Dr. Oz and his fuzzy-science peers will have more company later this year. Jenny McCarthy will be joining “The View,” the afternoon talk show that often deals with topical issues, and thinking people are wondering how long it will take before she spreads her contagious misinformation.
McCarthy, as described by The Daily Beast, is a funny, gorgeous former actress and Playboy model whose “views on vaccinations and autism aren’t just stupid, they are actually dangerous.”
For several years, despite resolutely opposite science, McCarthy has vociferously opposed childhood vaccinations, claiming that they are responsible for her son’s autism. (The Daily Beast says some reports say he may not have autism, but another syndrome, Landau-Kleffner, a neurological disorder affecting language.) McCarthy told CNN that her son recovered from autism by “changing the diet, giving him vitamins and supplements, and detoxing the body from metals or candida.”
But, as The Daily Beast reports, before her son was diagnosed with autism, “McCarthy believed she was an Indigo mom and her son was a Crystal child: a New Age–y term for children who seemed to have special qualities, but many of whom actually have developmental or learning disabilities.”
We’ve addressed the bone-headedness of associating vaccinations with mental disorders, but some people refuse to see the truth. McCarthy claims we get too many vaccinations compared with 30 years ago. But as The Daily Beast points out, that number has increased only from seven to 14, and now includes vaccinations for the flu, hepatitis and chickenpox among others, in addition to the long-standing measles, mumps, polio, tetanus and diphtheria.
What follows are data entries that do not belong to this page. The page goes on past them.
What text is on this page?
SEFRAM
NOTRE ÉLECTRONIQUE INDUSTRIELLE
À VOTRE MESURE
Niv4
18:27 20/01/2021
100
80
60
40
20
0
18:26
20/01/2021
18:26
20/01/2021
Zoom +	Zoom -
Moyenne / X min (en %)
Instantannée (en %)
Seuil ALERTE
McCarthy has promoted her skewed ideas in several best-selling books and is the president of an autism organization that opposes vaccination. When asked by Oprah Winfrey how she learned about autism, she said, “The University of Google is where I got my degree from.”
Frighteningly, reports The Daily Beast, nearly 1 in 4 parents polled on the topic had some trust in celebrities like McCarthy. The Centers for Disease Control and Prevention has disproved any association between vaccinations and autism, but the anti-vaccine movement nevertheless has prompted more parents to withhold vaccinations. The result is the recent measles epidemic in the United Kingdom and one a few years ago in Minnesota.
To give this woman a platform to spread fear and disease is irresponsible. She once suggested to Time magazine that it might be good for polio to re-emerge to encourage people to ask for better, safer vaccines, effectively passing the buck to the medical community, not the anti-vaccine community for the rise in previously suppressed diseases.
“Her scandalous views,” according to Daily Beast, “have prompted a Slate writer, Phil Plait to start a letter-writing campaign to stop McCarthy from being hired.”
Feel free to join. The last thing the world needs is more bad ideas promoting bad medicine.